For many participants in a 401(k) or pension plan, filling out that beneficiary designation is a one and done activity.

Then, forgotten, but sometimes changing circumstances intervene to invoke the Law of Unintended Consequences. As in a recently decided case in which a U.S. Court of Appeals held that a pre-nuptial agreement does not waive spousal rights under ERISA.

As a non-lawyer, I’ll leave the analysis of MidAmerican Pension and Employee Benefits Plan Administrative Committee v. Cox, No. 12-3563 (8th Cir. July 12, 2013) to the ERISA lawyers.

But as someone who has been a TPA for many years, here is some background on qualified plan beneficiary designations and some practical considerations you might find helpful.

Special Rules for Qualified Plan Beneficiary Designations

Qualified retirement plans are generally subject to ERISA’s "spousal consent rule".

This means that for all defined benefit plans and some defined contribution plans, the death benefit for a married participant must be in the form of a spousal annuity unless spousal consent is obtained in another form, a lump sum if it’s available.

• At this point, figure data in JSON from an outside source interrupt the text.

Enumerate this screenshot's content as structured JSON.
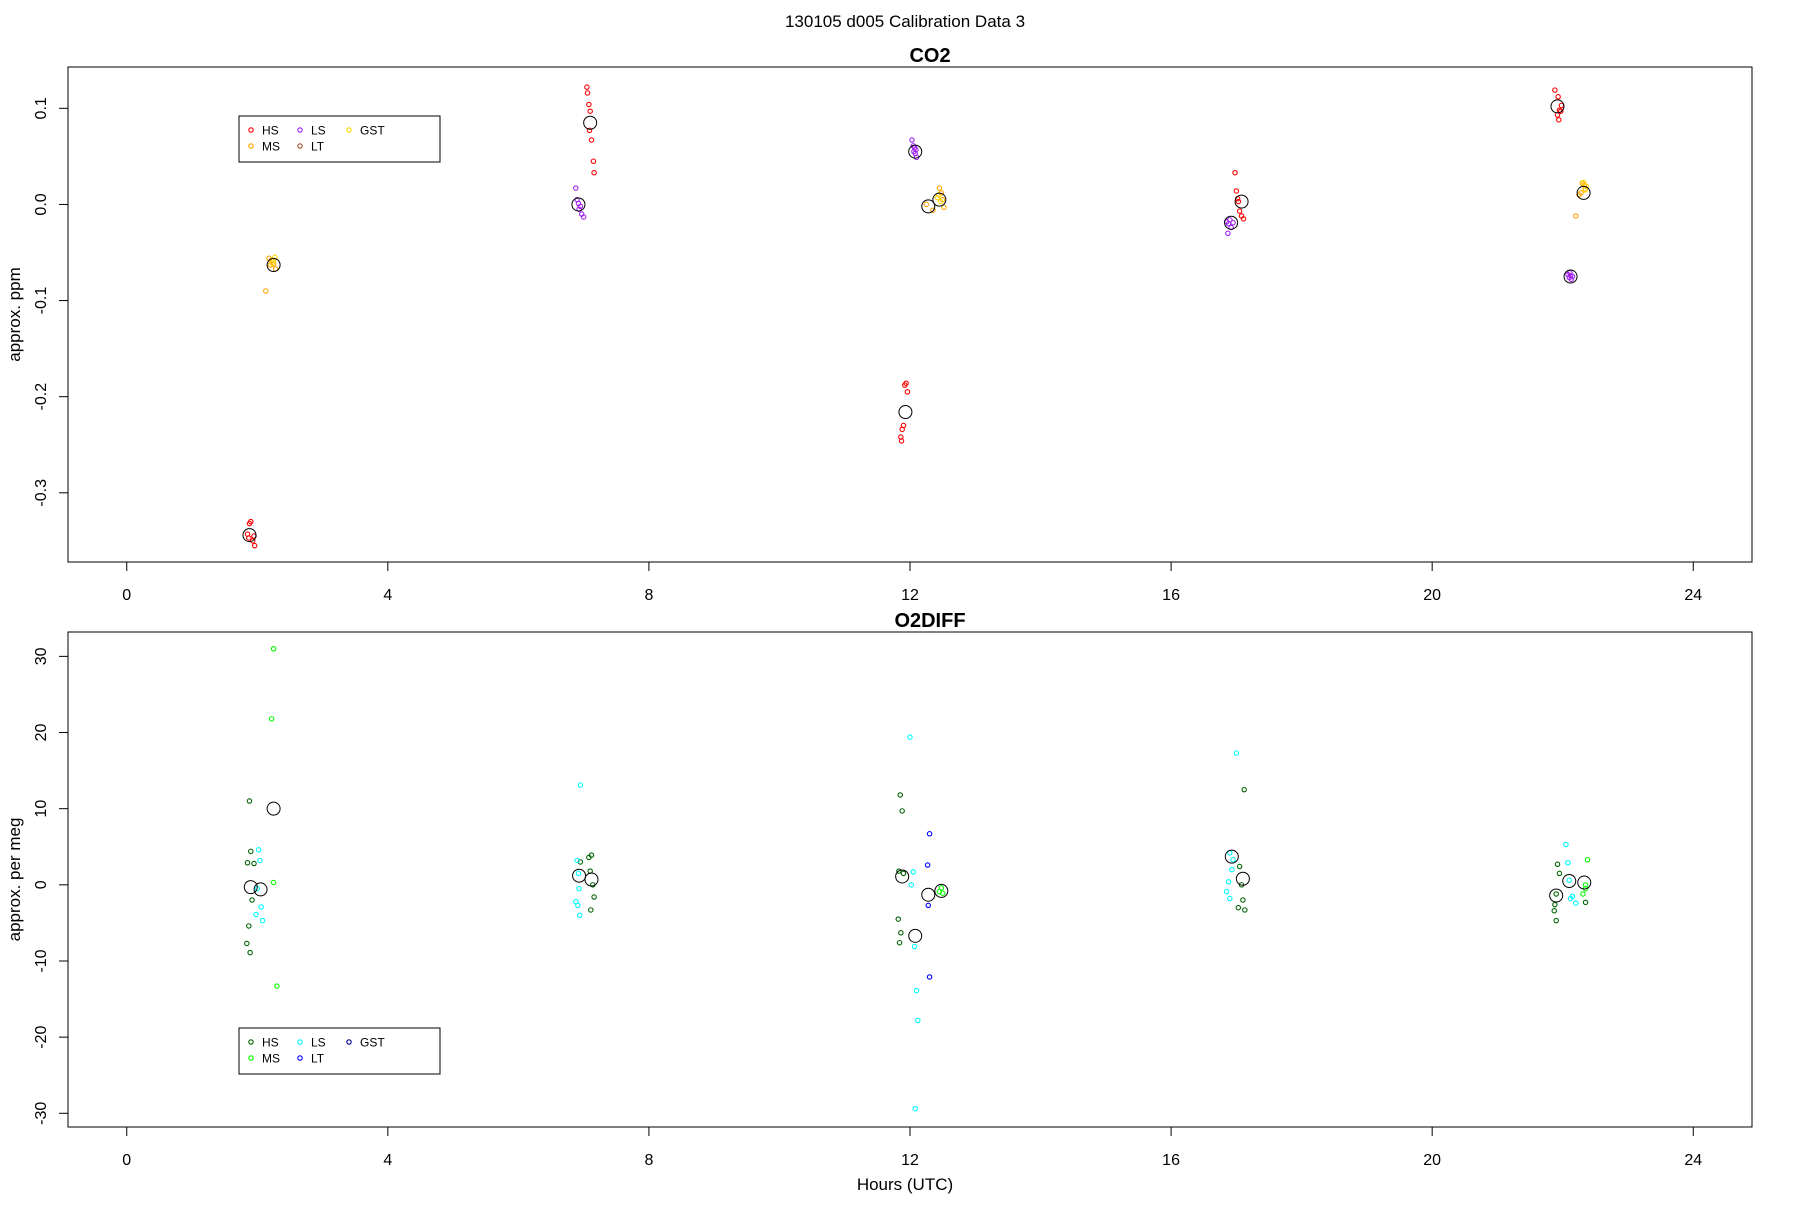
{
  "suptitle": "130105   d005   Calibration Data 3",
  "chart_data": [
    {
      "type": "scatter",
      "title": "CO2",
      "xlabel": "",
      "ylabel": "approx. ppm",
      "xlim": [
        -0.9,
        24.9
      ],
      "ylim": [
        -0.372,
        0.143
      ],
      "x_ticks": [
        0,
        4,
        8,
        12,
        16,
        20,
        24
      ],
      "y_ticks": [
        -0.3,
        -0.2,
        -0.1,
        0.0,
        0.1
      ],
      "y_tick_labels": [
        "-0.3",
        "-0.2",
        "-0.1",
        "0.0",
        "0.1"
      ],
      "legend": {
        "location": "top-left",
        "entries": [
          {
            "name": "HS",
            "color": "#ff0000"
          },
          {
            "name": "MS",
            "color": "#ffa500"
          },
          {
            "name": "LS",
            "color": "#a020f0"
          },
          {
            "name": "LT",
            "color": "#a0522d"
          },
          {
            "name": "GST",
            "color": "#ffd700"
          }
        ]
      },
      "series": [
        {
          "name": "HS",
          "color": "#ff0000",
          "points": [
            [
              1.88,
              -0.332
            ],
            [
              1.9,
              -0.33
            ],
            [
              1.85,
              -0.343
            ],
            [
              1.87,
              -0.347
            ],
            [
              1.93,
              -0.35
            ],
            [
              1.96,
              -0.355
            ],
            [
              1.95,
              -0.345
            ],
            [
              7.05,
              0.122
            ],
            [
              7.06,
              0.116
            ],
            [
              7.08,
              0.104
            ],
            [
              7.1,
              0.097
            ],
            [
              7.09,
              0.077
            ],
            [
              7.12,
              0.067
            ],
            [
              7.15,
              0.045
            ],
            [
              7.16,
              0.033
            ],
            [
              11.92,
              -0.188
            ],
            [
              11.94,
              -0.186
            ],
            [
              11.96,
              -0.195
            ],
            [
              11.9,
              -0.23
            ],
            [
              11.88,
              -0.234
            ],
            [
              11.86,
              -0.242
            ],
            [
              11.87,
              -0.246
            ],
            [
              16.98,
              0.033
            ],
            [
              17.0,
              0.014
            ],
            [
              17.02,
              0.006
            ],
            [
              17.05,
              -0.007
            ],
            [
              17.08,
              -0.012
            ],
            [
              17.11,
              -0.015
            ],
            [
              17.03,
              0.003
            ],
            [
              21.88,
              0.119
            ],
            [
              21.93,
              0.112
            ],
            [
              21.98,
              0.103
            ],
            [
              21.95,
              0.098
            ],
            [
              21.92,
              0.093
            ],
            [
              21.94,
              0.088
            ],
            [
              21.97,
              0.097
            ]
          ]
        },
        {
          "name": "MS",
          "color": "#ffa500",
          "points": [
            [
              2.18,
              -0.056
            ],
            [
              2.22,
              -0.058
            ],
            [
              2.25,
              -0.062
            ],
            [
              2.28,
              -0.067
            ],
            [
              2.13,
              -0.09
            ],
            [
              2.2,
              -0.063
            ],
            [
              12.25,
              0.0
            ],
            [
              12.45,
              0.017
            ],
            [
              12.48,
              0.012
            ],
            [
              12.5,
              0.005
            ],
            [
              12.52,
              -0.003
            ],
            [
              12.35,
              -0.006
            ],
            [
              22.3,
              0.022
            ],
            [
              22.33,
              0.02
            ],
            [
              22.35,
              0.016
            ],
            [
              22.25,
              0.01
            ],
            [
              22.2,
              -0.012
            ],
            [
              22.28,
              0.012
            ]
          ]
        },
        {
          "name": "LS",
          "color": "#a020f0",
          "points": [
            [
              6.88,
              0.017
            ],
            [
              6.9,
              0.005
            ],
            [
              6.92,
              0.001
            ],
            [
              6.95,
              -0.002
            ],
            [
              6.97,
              -0.01
            ],
            [
              7.0,
              -0.013
            ],
            [
              6.93,
              -0.005
            ],
            [
              12.03,
              0.067
            ],
            [
              12.05,
              0.061
            ],
            [
              12.07,
              0.059
            ],
            [
              12.08,
              0.053
            ],
            [
              12.1,
              0.049
            ],
            [
              12.06,
              0.055
            ],
            [
              12.09,
              0.057
            ],
            [
              16.85,
              -0.018
            ],
            [
              16.88,
              -0.02
            ],
            [
              16.92,
              -0.024
            ],
            [
              16.95,
              -0.019
            ],
            [
              16.87,
              -0.03
            ],
            [
              16.9,
              -0.016
            ],
            [
              22.08,
              -0.073
            ],
            [
              22.1,
              -0.076
            ],
            [
              22.12,
              -0.074
            ],
            [
              22.13,
              -0.078
            ],
            [
              22.11,
              -0.071
            ],
            [
              22.15,
              -0.075
            ]
          ]
        },
        {
          "name": "LT",
          "color": "#a0522d",
          "points": []
        },
        {
          "name": "GST",
          "color": "#ffd700",
          "points": [
            [
              2.25,
              -0.058
            ],
            [
              2.27,
              -0.055
            ],
            [
              2.23,
              -0.061
            ],
            [
              12.42,
              0.007
            ],
            [
              12.47,
              0.003
            ],
            [
              12.44,
              0.01
            ],
            [
              22.32,
              0.023
            ],
            [
              22.36,
              0.019
            ],
            [
              22.34,
              0.015
            ]
          ]
        },
        {
          "name": "means",
          "color": "#000000",
          "points": [
            [
              1.88,
              -0.344
            ],
            [
              2.25,
              -0.063
            ],
            [
              6.92,
              0.0
            ],
            [
              7.1,
              0.085
            ],
            [
              11.93,
              -0.216
            ],
            [
              12.08,
              0.055
            ],
            [
              12.28,
              -0.002
            ],
            [
              12.45,
              0.005
            ],
            [
              16.92,
              -0.019
            ],
            [
              17.08,
              0.003
            ],
            [
              21.92,
              0.102
            ],
            [
              22.12,
              -0.075
            ],
            [
              22.32,
              0.012
            ]
          ]
        }
      ]
    },
    {
      "type": "scatter",
      "title": "O2DIFF",
      "xlabel": "Hours (UTC)",
      "ylabel": "approx. per meg",
      "xlim": [
        -0.9,
        24.9
      ],
      "ylim": [
        -31.8,
        33.2
      ],
      "x_ticks": [
        0,
        4,
        8,
        12,
        16,
        20,
        24
      ],
      "y_ticks": [
        -30,
        -20,
        -10,
        0,
        10,
        20,
        30
      ],
      "y_tick_labels": [
        "-30",
        "-20",
        "-10",
        "0",
        "10",
        "20",
        "30"
      ],
      "legend": {
        "location": "bottom-left",
        "entries": [
          {
            "name": "HS",
            "color": "#006400"
          },
          {
            "name": "MS",
            "color": "#00ff00"
          },
          {
            "name": "LS",
            "color": "#00ffff"
          },
          {
            "name": "LT",
            "color": "#0000ff"
          },
          {
            "name": "GST",
            "color": "#00008b"
          }
        ]
      },
      "series": [
        {
          "name": "HS",
          "color": "#006400",
          "points": [
            [
              1.88,
              11.0
            ],
            [
              1.9,
              4.4
            ],
            [
              1.85,
              2.9
            ],
            [
              1.95,
              2.8
            ],
            [
              1.92,
              -2.0
            ],
            [
              1.87,
              -5.4
            ],
            [
              1.84,
              -7.7
            ],
            [
              1.89,
              -8.9
            ],
            [
              6.95,
              3.0
            ],
            [
              7.12,
              3.9
            ],
            [
              7.08,
              3.6
            ],
            [
              7.1,
              1.8
            ],
            [
              7.14,
              0.0
            ],
            [
              7.16,
              -1.6
            ],
            [
              7.11,
              -3.3
            ],
            [
              11.85,
              11.8
            ],
            [
              11.88,
              9.7
            ],
            [
              11.83,
              1.8
            ],
            [
              11.9,
              1.5
            ],
            [
              11.82,
              -4.5
            ],
            [
              11.86,
              -6.3
            ],
            [
              11.84,
              -7.6
            ],
            [
              17.05,
              2.4
            ],
            [
              17.12,
              12.5
            ],
            [
              17.08,
              0.0
            ],
            [
              17.1,
              -2.0
            ],
            [
              17.03,
              -3.0
            ],
            [
              17.13,
              -3.3
            ],
            [
              21.92,
              2.7
            ],
            [
              21.95,
              1.5
            ],
            [
              21.9,
              -1.2
            ],
            [
              21.88,
              -2.6
            ],
            [
              21.87,
              -3.4
            ],
            [
              21.9,
              -4.7
            ],
            [
              22.35,
              -2.3
            ]
          ]
        },
        {
          "name": "MS",
          "color": "#00ff00",
          "points": [
            [
              2.25,
              31.0
            ],
            [
              2.22,
              21.8
            ],
            [
              2.25,
              0.3
            ],
            [
              2.3,
              -13.3
            ],
            [
              12.48,
              -0.4
            ],
            [
              12.45,
              -0.9
            ],
            [
              12.5,
              -1.1
            ],
            [
              22.35,
              -0.5
            ],
            [
              22.38,
              3.3
            ],
            [
              22.31,
              -1.2
            ],
            [
              22.35,
              0.0
            ]
          ]
        },
        {
          "name": "LS",
          "color": "#00ffff",
          "points": [
            [
              2.02,
              4.6
            ],
            [
              2.04,
              3.2
            ],
            [
              2.0,
              -0.5
            ],
            [
              2.06,
              -2.9
            ],
            [
              1.98,
              -3.9
            ],
            [
              2.08,
              -4.7
            ],
            [
              6.95,
              13.1
            ],
            [
              6.9,
              3.2
            ],
            [
              6.92,
              1.5
            ],
            [
              6.93,
              -0.5
            ],
            [
              6.88,
              -2.2
            ],
            [
              6.91,
              -2.7
            ],
            [
              6.94,
              -4.0
            ],
            [
              12.0,
              19.4
            ],
            [
              12.05,
              1.7
            ],
            [
              12.02,
              0.0
            ],
            [
              12.07,
              -8.1
            ],
            [
              12.1,
              -13.9
            ],
            [
              12.12,
              -17.8
            ],
            [
              12.08,
              -29.4
            ],
            [
              16.9,
              4.2
            ],
            [
              16.95,
              3.3
            ],
            [
              16.93,
              2.0
            ],
            [
              16.88,
              0.4
            ],
            [
              16.85,
              -0.9
            ],
            [
              16.9,
              -1.8
            ],
            [
              17.0,
              17.3
            ],
            [
              22.05,
              5.3
            ],
            [
              22.08,
              2.9
            ],
            [
              22.1,
              0.6
            ],
            [
              22.15,
              -1.5
            ],
            [
              22.2,
              -2.4
            ],
            [
              22.12,
              -1.8
            ]
          ]
        },
        {
          "name": "LT",
          "color": "#0000ff",
          "points": [
            [
              12.3,
              6.7
            ],
            [
              12.27,
              2.6
            ],
            [
              12.28,
              -2.7
            ],
            [
              12.3,
              -12.1
            ]
          ]
        },
        {
          "name": "GST",
          "color": "#00008b",
          "points": []
        },
        {
          "name": "means",
          "color": "#000000",
          "points": [
            [
              1.9,
              -0.3
            ],
            [
              2.05,
              -0.6
            ],
            [
              2.25,
              10.0
            ],
            [
              6.93,
              1.2
            ],
            [
              7.12,
              0.7
            ],
            [
              11.88,
              1.1
            ],
            [
              12.08,
              -6.7
            ],
            [
              12.28,
              -1.3
            ],
            [
              12.48,
              -0.8
            ],
            [
              16.93,
              3.7
            ],
            [
              17.1,
              0.8
            ],
            [
              21.9,
              -1.4
            ],
            [
              22.1,
              0.5
            ],
            [
              22.33,
              0.3
            ]
          ]
        }
      ]
    }
  ]
}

The spousal consent rule also applies to most defined contributions plans, such as 401(k) and profit sharing. The surviving spouse must be the sole and direct beneficiary of the participant unless he or she provides spousal consent subject to the following general rules:

  1. Must be in writing
  2. Non-spouse beneficiary designation cannot be changed without spousal consent
  3. Acknowledge effect of the spousal waiver
  4. Be witnessed by a plan representative or notary public

And yes, the recent Supreme Court case regarding the Defense of Marriage Act (DOMA) has created much uncertainly in this area, but that’s a topic of another day.

Practical Considerations

Qualified plan beneficiary designations are not governed by a will. So here is brief checklist of practical matters to consider:

  1. Beneficiary designations should be reviewed regularly and certainly after a life-changing event, such as a marriage, divorce, birth or death of a loved one.
  2. Beneficiary designations for retirement plans don’t carry over on rollovers to an IRA, transfer to a new employer’s plan, or when a regular IRA is converted to a Roth IRA.
  3. Beneficiary designation forms should be sent certified mail, return receipt requested to the Plan Administrator, and, of course, retaining copies.
  4. The spouse must sign a waiver as discussed above if the participant plans on a beneficiary other than the spouse.
  5. A contingent beneficiary should be designated.